3
votes

I typically use print when I'm building shinyapps as a way to check to make sure what I think should happen is actually what is happening. However, I've run into a problem where print is no longer printing to the R console when I have an app running. Here's a simple example of what I've tried:

ui <- fluidPage(
  sliderInput("slider", "Slider Range",
          min = 0, max = 5000, value = c(11))
)

server <- function(input, output){
  print("Non-Reactive")  
  new <- reactive({
    print("Reactive")
    print(input$slider)
  })

}

shinyApp(ui, server)

Within the R console, I get: [1] "Non-Reactive" and that is it. No [1] "Reactive" or [1] 11 for my slider.

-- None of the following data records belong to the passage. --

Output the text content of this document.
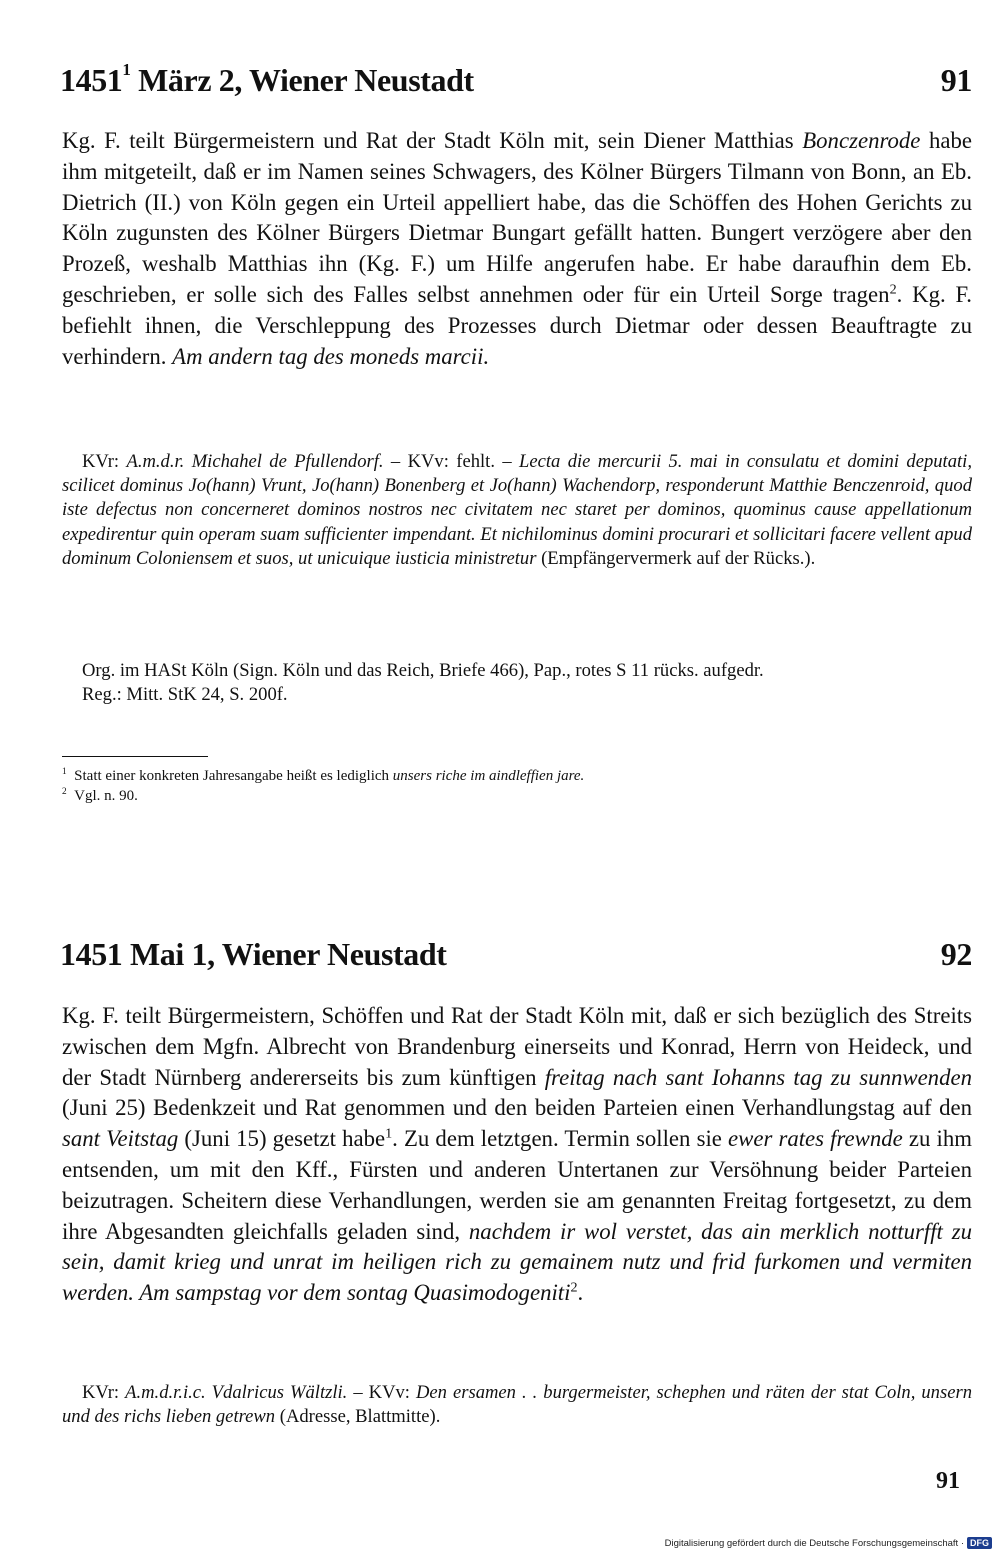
1451$^1$ März 2, Wiener Neustadt	91

Kg. F. teilt Bürgermeistern und Rat der Stadt Köln mit, sein Diener Matthias Bonczenrode habe ihm mitgeteilt, daß er im Namen seines Schwagers, des Kölner Bürgers Tilmann von Bonn, an Eb. Dietrich (II.) von Köln gegen ein Urteil appelliert habe, das die Schöffen des Hohen Gerichts zu Köln zugunsten des Kölner Bürgers Dietmar Bungart gefällt hatten. Bungert verzögere aber den Prozeß, weshalb Matthias ihn (Kg. F.) um Hilfe angerufen habe. Er habe daraufhin dem Eb. geschrieben, er solle sich des Falles selbst annehmen oder für ein Urteil Sorge tragen$^2$. Kg. F. befiehlt ihnen, die Verschleppung des Prozesses durch Dietmar oder dessen Beauftragte zu verhindern. Am andern tag des moneds marcii.

KVr: A.m.d.r. Michahel de Pfullendorf. – KVv: fehlt. – Lecta die mercurii 5. mai in consulatu et domini deputati, scilicet dominus Jo(hann) Vrunt, Jo(hann) Bonenberg et Jo(hann) Wachendorp, responderunt Matthie Benczenroid, quod iste defectus non concerneret dominos nostros nec civitatem nec staret per dominos, quominus cause appellationum expedirentur quin operam suam sufficienter impendant. Et nichilominus domini procurari et sollicitari facere vellent apud dominum Coloniensem et suos, ut unicuique iusticia ministretur (Empfängervermerk auf der Rücks.).

Org. im HASt Köln (Sign. Köln und das Reich, Briefe 466), Pap., rotes S 11 rücks. aufgedr.

Reg.: Mitt. StK 24, S. 200f.

$^1$ Statt einer konkreten Jahresangabe heißt es lediglich unsers riche im aindleffien jare.
$^2$ Vgl. n. 90.
1451 Mai 1, Wiener Neustadt	92

Kg. F. teilt Bürgermeistern, Schöffen und Rat der Stadt Köln mit, daß er sich bezüglich des Streits zwischen dem Mgfn. Albrecht von Brandenburg einerseits und Konrad, Herrn von Heideck, und der Stadt Nürnberg andererseits bis zum künftigen freitag nach sant Iohanns tag zu sunnwenden (Juni 25) Bedenkzeit und Rat genommen und den beiden Parteien einen Verhandlungstag auf den sant Veitstag (Juni 15) gesetzt habe$^1$. Zu dem letztgen. Termin sollen sie ewer rates frewnde zu ihm entsenden, um mit den Kff., Fürsten und anderen Untertanen zur Versöhnung beider Parteien beizutragen. Scheitern diese Verhandlungen, werden sie am genannten Freitag fortgesetzt, zu dem ihre Abgesandten gleichfalls geladen sind, nachdem ir wol verstet, das ain merklich notturfft zu sein, damit krieg und unrat im heiligen rich zu gemainem nutz und frid furkomen und vermiten werden. Am sampstag vor dem sontag Quasimodogeniti$^2$.

KVr: A.m.d.r.i.c. Vdalricus Wältzli. – KVv: Den ersamen . . burgermeister, schephen und räten der stat Coln, unsern und des richs lieben getrewn (Adresse, Blattmitte).

91
Digitalisierung gefördert durch die Deutsche Forschungsgemeinschaft · DFG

I know it used to work before, but I'm not sure what changed. If there's another easier way to check/debug code for shinyapps aside from print I'd love to know my other options too.

Note: My shinyapp package is version 0.13.0. My RStudio version is 0.99.491. R is currently 3.2.2.

1
an object is reactive if the code that builds it calls a widget value. - mtoto
In this case, the print(input$slider) is calling from a widget value, right? - puginablanket
Well, that did it. So what does observe() do to cause it to finally print stuff? Can you think of why it would've worked previously without observe but now doesn't? Thanks for the quick solution! - puginablanket
Ohh. So if I had print(input$slider) on any other type of shiny function (like renderPrint) it would have done it? Maybe I've somehow avoided using print() when verifying things before. - puginablanket

1 Answers

2
votes

As jenesaisquoi mentioned, I had to use observe(new()) later in my server code in order to observe changes in the reactive() function. I must just by dumb luck never used print() in a reactive() function when testing things.